The visioning committee and session will be participating in the IDI to decide if it’s something that our whole congregation might benefit from trying in the future. I think it could become a valuable tool to help us navigate through our forthcoming Big Shift work, and I’m grateful to this group of folks for giving it a trial run!

Visioning

Dave Wells, who is part of the visioning committee, has written this to share with all of you, about this project they’re working on:

A small group of us have volunteered to consider the challenges facing Potsdam First Presbyterian Church and explore possibilities for how we might move forward in the face of local, national and global shifts. We intend to take turns sharing our deliberations with the congregation. The members of this group include Terry de la Vega & Dale Hobson, Marilyn & Neil Johnson, Sharon and Bob Pickard, Lydia & Renee Stauffer, Suzanne Waters, Jane & Dave Wells, and Pastor Katrina Hebb.

The way forward won’t be determined by our group. We simply hope to clarify the challenges, constraints, and possibilities so that the congregation can proceed with a collective deliberation in selecting and pursuing a path. 

The “Big Shift”

The “path” that Dave is talking about is a reference to the Big Shift work I’ve mentioned previously. As you all know, our financial situation is such that, unless we make some serious changes to how we “be” and “do” church, we will be out of money in 2-3 years. This, however, does not mean that we are coming to an end as a congregation. Far from it! What it does mean, however, is that if we want to continue to live, we have to shift how we be in the world. 

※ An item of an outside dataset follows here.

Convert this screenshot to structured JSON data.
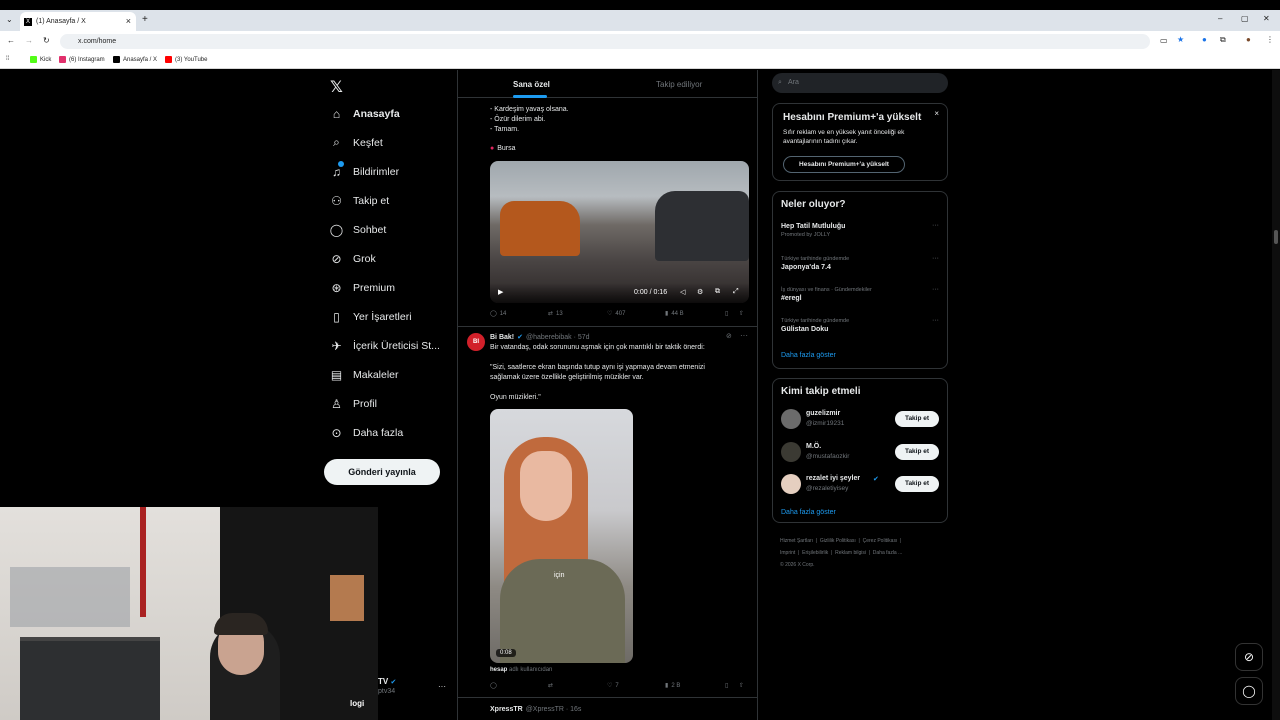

I want to acknowledge today that we have a lot of work to do as a congregation in the next couple of years, as we lean into God’s guidance around the “Who’s, the What’s, the When’s, the Where’s, and the Why’s” of our Shift. After we get settled back into the sanctuary, I hope to start holding informal all-church gatherings on a monthly basis to work on our church’s calling to this Big Shift. These informal gatherings will be time for us to visit together first (over food when it’s safe!), and then engage in focused discussions around who we have been in the past, who we are now, and where God is leading us next. They will be important opportunities for us to find healing in our congregation (from the tumult of the last few years), to grow together as a body of Christ, and to decipher where God is leading us next. 

I don’t know if you realize it or not, but we have a very special congregation– one that I believe God still has life to give to and purpose to engage in. We can find this life and this purpose, but it’s going to take commitment, courage, trust, openness, cooperation, time, energy, and grace from all of us.

The first step in this process, however, is to come back to the sanctuary for worship. This week, as we prepare to do just that, will you begin praying this prayer with me? 

God, put us where you want us, and show us what to do.